You roll a fair six-sided die once. Which statement is correct?
- The probability of getting a 7 is 1/7 because there are 7 possible integers.
- The probability of getting an even number is 3/6 because there are three even outcomes.
- The probability of getting a 3 changes if you already rolled a 3 earlier today.
- The probability of getting a 1 is 0 because that is very unlikely.
Show Answer
Answer: B) The probability of getting an even number is 3/6 because there are three even outcomes.
A fair die has outcomes {1,2,3,4,5,6}. The event "even" is {2,4,6}, which has 3 outcomes out of 6, so the probability is 3/6 = 1/2. Getting a 7 is impossible, earlier rolls today do not affect a new roll, and unlikely events can still have non-zero probability.
Check Understanding: Independence and Sampling
Answer this question about independent events and sampling variability.
A university surveys two different random samples of 200 students each about whether they have a part-time job. In sample 1, 40% say yes. In sample 2, 46% say yes. Which is the best interpretation?
- The survey is useless because the results are not exactly the same.
- This difference is expected due to sampling variability, even if the true proportion is fixed.
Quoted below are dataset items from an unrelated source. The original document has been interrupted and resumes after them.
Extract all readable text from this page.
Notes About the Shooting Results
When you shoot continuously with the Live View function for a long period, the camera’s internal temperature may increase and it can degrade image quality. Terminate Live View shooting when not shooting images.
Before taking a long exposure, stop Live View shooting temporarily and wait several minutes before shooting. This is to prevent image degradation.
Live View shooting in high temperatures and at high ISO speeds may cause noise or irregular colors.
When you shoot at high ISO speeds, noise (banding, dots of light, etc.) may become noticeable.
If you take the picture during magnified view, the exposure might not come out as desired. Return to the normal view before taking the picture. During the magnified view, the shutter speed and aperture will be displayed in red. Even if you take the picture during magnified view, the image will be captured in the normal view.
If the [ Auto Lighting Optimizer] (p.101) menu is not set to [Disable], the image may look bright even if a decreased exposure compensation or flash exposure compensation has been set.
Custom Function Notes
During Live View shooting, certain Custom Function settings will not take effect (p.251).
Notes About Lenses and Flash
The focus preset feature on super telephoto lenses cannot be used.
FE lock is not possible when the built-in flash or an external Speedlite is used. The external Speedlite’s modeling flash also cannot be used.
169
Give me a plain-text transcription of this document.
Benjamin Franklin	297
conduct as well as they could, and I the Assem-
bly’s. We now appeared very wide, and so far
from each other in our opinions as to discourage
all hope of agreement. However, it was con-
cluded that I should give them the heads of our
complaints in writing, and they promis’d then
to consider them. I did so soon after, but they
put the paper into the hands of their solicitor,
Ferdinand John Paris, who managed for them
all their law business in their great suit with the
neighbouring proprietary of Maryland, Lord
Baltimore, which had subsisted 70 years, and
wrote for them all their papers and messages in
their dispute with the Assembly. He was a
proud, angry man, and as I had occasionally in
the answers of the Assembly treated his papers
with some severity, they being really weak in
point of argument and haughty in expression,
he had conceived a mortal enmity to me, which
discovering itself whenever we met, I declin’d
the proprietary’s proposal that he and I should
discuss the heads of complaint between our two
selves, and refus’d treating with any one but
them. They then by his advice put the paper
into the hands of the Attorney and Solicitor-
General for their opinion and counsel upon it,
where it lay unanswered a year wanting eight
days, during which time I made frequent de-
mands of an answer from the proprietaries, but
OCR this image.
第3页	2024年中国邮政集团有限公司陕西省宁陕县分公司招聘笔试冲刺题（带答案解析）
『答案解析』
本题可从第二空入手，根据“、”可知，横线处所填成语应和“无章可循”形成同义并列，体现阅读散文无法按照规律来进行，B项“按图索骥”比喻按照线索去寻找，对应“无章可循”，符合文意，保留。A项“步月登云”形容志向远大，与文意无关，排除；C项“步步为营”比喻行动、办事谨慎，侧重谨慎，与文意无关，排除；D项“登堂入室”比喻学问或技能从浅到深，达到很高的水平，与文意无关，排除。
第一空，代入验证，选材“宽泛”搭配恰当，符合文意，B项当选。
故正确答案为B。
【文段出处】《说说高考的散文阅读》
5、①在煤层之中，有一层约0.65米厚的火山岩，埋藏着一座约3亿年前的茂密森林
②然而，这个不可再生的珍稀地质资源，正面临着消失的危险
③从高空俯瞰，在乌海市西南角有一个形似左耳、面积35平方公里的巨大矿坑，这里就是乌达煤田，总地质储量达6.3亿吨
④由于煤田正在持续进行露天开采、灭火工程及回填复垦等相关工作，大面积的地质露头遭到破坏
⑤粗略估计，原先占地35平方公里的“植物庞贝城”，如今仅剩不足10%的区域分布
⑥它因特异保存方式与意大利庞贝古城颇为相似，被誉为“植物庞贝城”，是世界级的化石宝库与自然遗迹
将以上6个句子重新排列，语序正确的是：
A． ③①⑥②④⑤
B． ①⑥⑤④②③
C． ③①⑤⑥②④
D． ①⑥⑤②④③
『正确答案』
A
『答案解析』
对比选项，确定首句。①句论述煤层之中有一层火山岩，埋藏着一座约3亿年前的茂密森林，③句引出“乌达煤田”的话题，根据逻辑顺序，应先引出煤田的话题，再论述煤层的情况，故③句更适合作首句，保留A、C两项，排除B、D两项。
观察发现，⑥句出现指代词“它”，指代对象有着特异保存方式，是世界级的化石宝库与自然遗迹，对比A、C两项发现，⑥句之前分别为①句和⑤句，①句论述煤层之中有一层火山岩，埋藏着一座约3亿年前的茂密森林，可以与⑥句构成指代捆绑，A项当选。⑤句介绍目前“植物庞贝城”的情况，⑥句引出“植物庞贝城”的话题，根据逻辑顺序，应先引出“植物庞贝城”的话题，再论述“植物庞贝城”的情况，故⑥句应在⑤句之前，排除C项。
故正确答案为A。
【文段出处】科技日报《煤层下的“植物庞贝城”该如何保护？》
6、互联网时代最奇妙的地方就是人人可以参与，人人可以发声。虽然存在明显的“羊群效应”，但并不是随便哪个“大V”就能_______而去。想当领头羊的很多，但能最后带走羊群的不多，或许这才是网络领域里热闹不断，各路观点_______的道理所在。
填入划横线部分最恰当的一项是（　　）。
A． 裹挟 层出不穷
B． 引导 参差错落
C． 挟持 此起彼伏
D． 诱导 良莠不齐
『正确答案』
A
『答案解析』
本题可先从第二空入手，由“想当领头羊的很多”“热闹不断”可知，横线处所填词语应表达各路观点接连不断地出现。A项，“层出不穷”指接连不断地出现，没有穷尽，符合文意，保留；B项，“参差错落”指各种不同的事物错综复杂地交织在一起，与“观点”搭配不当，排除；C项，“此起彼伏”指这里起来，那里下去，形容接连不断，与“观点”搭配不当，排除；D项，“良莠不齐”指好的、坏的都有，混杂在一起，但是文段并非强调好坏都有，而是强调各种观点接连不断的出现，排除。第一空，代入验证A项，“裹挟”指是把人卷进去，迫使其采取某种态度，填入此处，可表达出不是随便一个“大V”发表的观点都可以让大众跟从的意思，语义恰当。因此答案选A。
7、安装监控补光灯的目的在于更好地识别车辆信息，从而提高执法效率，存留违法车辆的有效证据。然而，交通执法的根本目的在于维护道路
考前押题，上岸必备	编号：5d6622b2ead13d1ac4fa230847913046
- The university must have changed its policy between the two samples.
- It is impossible for random samples to give different results if they are honest.
Show Answer
Answer: B) This difference is expected due to sampling variability, even if the true proportion is fixed.
Different random samples from the same population naturally give slightly different results. This is called sampling variability. It does not mean the survey is useless or that a policy changed.
Review Key Terms
Use these flashcards to review the main ideas from this module.
- Outcome
- A single possible result of a process, like "Heads" in a coin toss or "4" in a die roll.
- Event
- A set of outcomes we care about, such as "even number" when rolling a die (outcomes {2, 4, 6}).
- Probability
- A number between 0 and 1 (or 0% to 100%) that measures how likely an event is to happen.
- Independent events
- Events where knowing one happened does not change the chance of the other (for example, two separate fair coin tosses).
- Dependent events
- Events where knowing one happened changes the chance of the other (for example, drawing cards without replacement).
- Randomness
- A property of processes where individual outcomes are unpredictable, but long-run patterns are stable.
- Sample
- A subset of a larger population, often selected randomly to learn about the whole group.
- Sampling variability
- The natural differences in results that appear when we take different random samples from the same population.
Key Terms
- Event
- A collection of one or more outcomes that we are interested in, like "rolling an even number".
- Sample
- A subset of individuals or observations taken from a larger population for analysis.
- Outcome
- A single possible result of a random process, such as "Heads" in a coin toss.
- Randomness
- The feature of a process where individual outcomes cannot be predicted with certainty, though overall patterns may be stable.
- Probability
- A number between 0 and 1 (or 0% to 100%) that describes how likely an event is to occur.
- Dependent events
- Two events where the occurrence of one changes the probability of the other.
- Independent events
- Two events where the occurrence of one does not affect the probability of the other.
- Sampling variability
- The fact that statistics (like averages or proportions) computed from different random samples of the same population will differ from each other.